Tennessee led the nation for antipsychotic use in nursing homes in the fourth quarter of 2011. By the first quarter of this year the state had dropped to 48th in the nation.
State spokesman Vincent Davis says Tennessee reduced the use of the drugs by conducting training sessions for nursing home staff members. He says part of that training dealt with how to tease out the cause of a patient’s behavior.
“Often you will find that there is some unmet need that the individual with dementia is trying to convey to someone, generally the care giver.”
Davis cites the example of a retired traveling salesman suffering from Alzheimers who routinely became agitated in the early evening. Caregivers finally discovered that it had been his life-long routine to call his wife from the road at exactly 6 p.m. every night. Once the man was allowed to make those nightly calls, he was no longer a problem.

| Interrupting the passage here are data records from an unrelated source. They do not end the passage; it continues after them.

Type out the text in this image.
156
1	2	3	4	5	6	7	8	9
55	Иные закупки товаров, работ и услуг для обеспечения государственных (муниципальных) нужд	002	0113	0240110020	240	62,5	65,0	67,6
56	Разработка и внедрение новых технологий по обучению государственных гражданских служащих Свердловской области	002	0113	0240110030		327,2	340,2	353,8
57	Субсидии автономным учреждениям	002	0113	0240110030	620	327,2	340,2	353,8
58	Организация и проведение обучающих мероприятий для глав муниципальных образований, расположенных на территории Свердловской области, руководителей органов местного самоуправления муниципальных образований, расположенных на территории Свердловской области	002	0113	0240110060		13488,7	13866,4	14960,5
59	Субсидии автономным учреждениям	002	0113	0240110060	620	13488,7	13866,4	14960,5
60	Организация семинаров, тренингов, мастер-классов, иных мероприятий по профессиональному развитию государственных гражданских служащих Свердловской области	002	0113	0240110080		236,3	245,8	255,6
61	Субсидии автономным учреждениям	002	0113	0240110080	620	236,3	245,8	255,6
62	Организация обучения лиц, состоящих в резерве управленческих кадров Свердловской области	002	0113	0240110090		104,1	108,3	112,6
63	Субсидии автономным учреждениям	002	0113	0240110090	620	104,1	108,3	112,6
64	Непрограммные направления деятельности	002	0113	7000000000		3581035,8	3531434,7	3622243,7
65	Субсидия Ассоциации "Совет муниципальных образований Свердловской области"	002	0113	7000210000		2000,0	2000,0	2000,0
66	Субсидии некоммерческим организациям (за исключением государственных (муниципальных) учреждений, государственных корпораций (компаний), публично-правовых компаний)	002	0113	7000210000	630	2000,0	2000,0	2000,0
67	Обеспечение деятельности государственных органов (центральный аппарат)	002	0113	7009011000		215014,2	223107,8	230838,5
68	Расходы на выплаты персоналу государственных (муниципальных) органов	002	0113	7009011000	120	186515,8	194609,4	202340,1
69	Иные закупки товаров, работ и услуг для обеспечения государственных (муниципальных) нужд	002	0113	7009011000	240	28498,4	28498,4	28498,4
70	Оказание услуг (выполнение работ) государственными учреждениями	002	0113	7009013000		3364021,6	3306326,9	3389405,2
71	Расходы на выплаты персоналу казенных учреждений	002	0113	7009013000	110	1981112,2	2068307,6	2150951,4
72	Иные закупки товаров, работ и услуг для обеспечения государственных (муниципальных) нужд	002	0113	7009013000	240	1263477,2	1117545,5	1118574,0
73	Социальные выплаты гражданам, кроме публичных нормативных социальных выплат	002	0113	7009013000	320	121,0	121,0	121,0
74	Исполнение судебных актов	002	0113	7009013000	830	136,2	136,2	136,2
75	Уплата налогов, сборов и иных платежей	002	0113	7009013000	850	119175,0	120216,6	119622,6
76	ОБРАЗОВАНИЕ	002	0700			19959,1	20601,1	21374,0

“He did not have those anxieties that he exhibited prior to someone identifying the unmet need that he was having that he could not express and otherwise, therefore, would have been given an antipsychotic medication.”
According to the state Health Department, antipsychotic drugs cost hundreds of millions of Medicare and Medicaid dollars and increase the risk of stroke, heart attack, falls with fractures, hospitalizations and other complications.